The Infant Formula Market: Consequences of a Change in the WIC Contract Brand
by Victor Oliveira
, Elizabeth Frazão, and David Smallwood
Economic Research Report No. (ERR-124) 44 pp, August 2011
What Is the Issue?
USDA's Special Supplemental Nutrition Program for Women,
Infants, and Children (WIC) is the major purchaser of infant
formula in the United States. In addition to other benefits, the
program provides participants with a food instrument, typically a
voucher or electronic benefits transfer (EBT) card, that
participants redeem for food-formula, in the case of infants-in
authorized retail stores. To reduce the cost of infant formula to
WIC, Federal law requires that WIC State agencies enter into
cost-containment contracts with manufacturers of infant formula.
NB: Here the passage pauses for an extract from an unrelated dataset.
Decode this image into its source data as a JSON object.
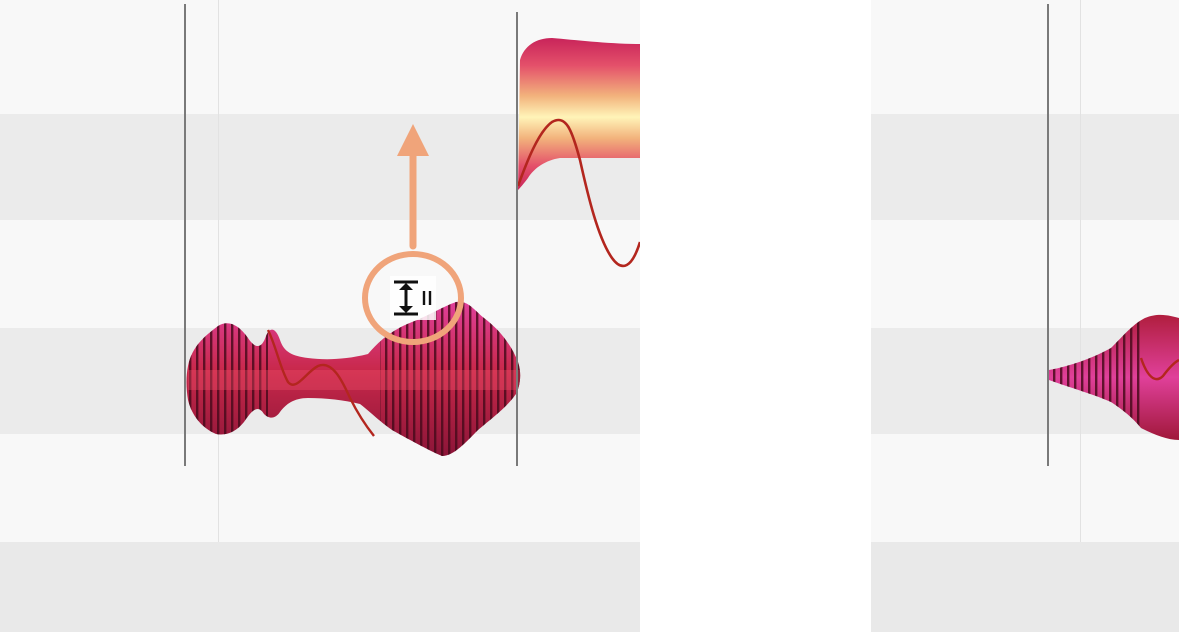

Typically, WIC State agencies obtain substantial discounts in the
form of rebates from infant formula manufacturers for each can of
formula purchased through the program. In exchange for rebates, a
manufacturer is given the exclusive right to provide its product to
WIC participants in the State. These sole-source contracts are
awarded on the basis of competitive bids. The brand of formula
provided by WIC varies by State depending on which manufacturer
holds the contract for that State.
What is the impact of WIC and its sole-source infant formula
rebate program on market share? Does the program and its use of
sole-source contracts have economic implications that extend beyond
WIC? In this report, we examine the effect of the program on the
infant formula market in supermarkets. We explore situations in
which the holder of the WIC contract in a State switched from one
manufacturer to another.
What Were the Study Findings?
The effect of WIC and its sole-source infant formula contracts
on market share was significant.
Following are some key findings among the 30 States that saw a
shift in WIC contract brand from 2004 to 2009:
• The manufacturer of the WIC contract brand accounted for 84
percent of all milk-based formula (the predominant type of formula)
sold by the three major formula manufacturers in supermarkets.
• The market share of the manufacturer of the new WIC contract
brand increased by an average 74 percentage points after the
contract change. This increase was almost completely offset by the
loss in market share of the manufacturer that lost the
- Most of the shift in market share was a direct effect of WIC
recipients switching to the new WIC contract brand.
- Some of the shift in market share was due to spillover effects
whereby sales of the contract manufacturer's formula purchased
outside the WIC program also increased.
• The change in market shares was not explained by changes in
the retail prices of the new WIC contract brand relative to the
former WIC contract brand.
How Was the Study Conducted?
Our study is based on 2004-09 data from the Nielsen Company
comprising weekly observations from store-based (point of sale)
scanner data from over 7,000 supermarkets in 30 States that
experienced a switch in the manufacturer that held the WIC
contract. Supermarkets are a key component of the infant formula
market, accounting for nearly two-thirds of all infant formula
sales. We used a pre/post methodology to determine the overall
effect on market share when the holder of the WIC contract changed.
We compared each manufacturer's market share in a State in the 52
weeks prior to the contract change to its market share in weeks 13
to 52 after the contract change (weeks 0-12 were excluded to
account for the potential lag in converting WIC participants to the
new contract brand of formula during the transition period).